I can see how to prove this if x is an integer.

Since we know that each \frac{k}{n}<\ 1, \ \lfloor x\ +\frac{k}{n}\rfloor\ =\ x since x is an integer and x + k/n < x + 1. The LHS becomes nx.

Since x is an integer, the RHS is also nx. Proving the same when x is an integer.

How do I prove this when x is a real number?

Vivekanand Vellanki

Lets prove this for a real number.

Let x = m + f; where m is an integer and 0 < f < 1.

Further, lets assume that k is the smallest integer such that the following is true:

x\ +\ \frac{k}{n}\ge m+1.

This implies that x\ \ge m\ +\ 1\ -\frac{k}{n}\ \Rightarrow\ x\ \ge m\ +\ \frac{n\ -\ k}{n}.
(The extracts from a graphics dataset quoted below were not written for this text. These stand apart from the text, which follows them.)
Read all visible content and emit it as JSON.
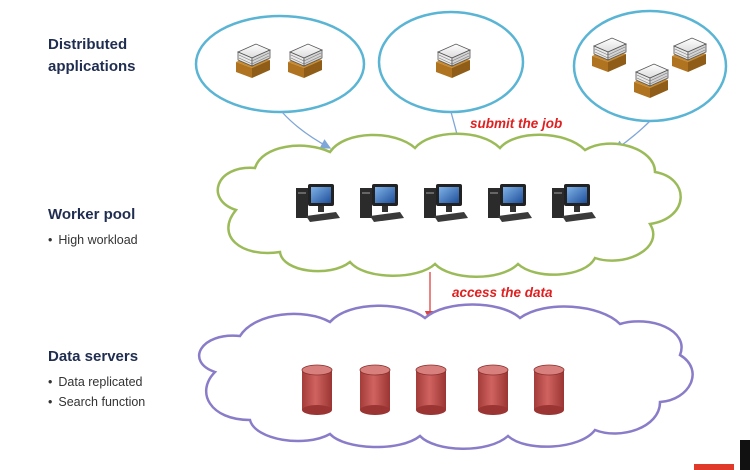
{
  "sections": {
    "distributed": {
      "heading": "Distributed\napplications"
    },
    "worker": {
      "heading": "Worker pool",
      "bullets": [
        "High workload"
      ]
    },
    "data": {
      "heading": "Data servers",
      "bullets": [
        "Data replicated",
        "Search function"
      ]
    }
  },
  "arrows": {
    "submit": "submit the job",
    "access": "access the data"
  },
  "colors": {
    "heading": "#1f2d50",
    "app_ellipse_stroke": "#5ab4d4",
    "worker_cloud_stroke": "#9bbb59",
    "data_cloud_stroke": "#8a7cc8",
    "arrow_blue": "#7fa6d8",
    "arrow_red": "#e04040",
    "label_red": "#e02020",
    "cylinder": "#c0504d"
  },
  "icons": {
    "application": "paper-stack-icon",
    "worker": "computer-workstation-icon",
    "server": "database-cylinder-icon"
  }
}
Evaluating the left hand side:

Given that k is the smallest integer with the above property, all integers from k to n - 1 also have the above property.

Also, given that k is the smallest integer with this property, we know that:

x+\frac{k-1}{n}\le m+1

Hence, in the summation, the first k elements (from 0 to k - 1) are m; and the remaining n - k elements are m + 1.

Hence, LHS = km\ +\left(n-k\right)\left(m\ +1\right)\ =\ km\ +\ nm\ +n\ -\ km\ -k\ =nm\ +\left(n\ -k\right)

Evaluating the RHS; we know that:

m+\frac{n\ -\ k}{n}\le\ x\ <\ m\ +\ \frac{n\ +\ 1\ -k}{n}

Multiplying by n, we get:

nm+n-k\ \le\ nx\ <\ nm+n+1-k

Hence, \ \lfloor nx\rfloor=mn+n-k

This proves the summation.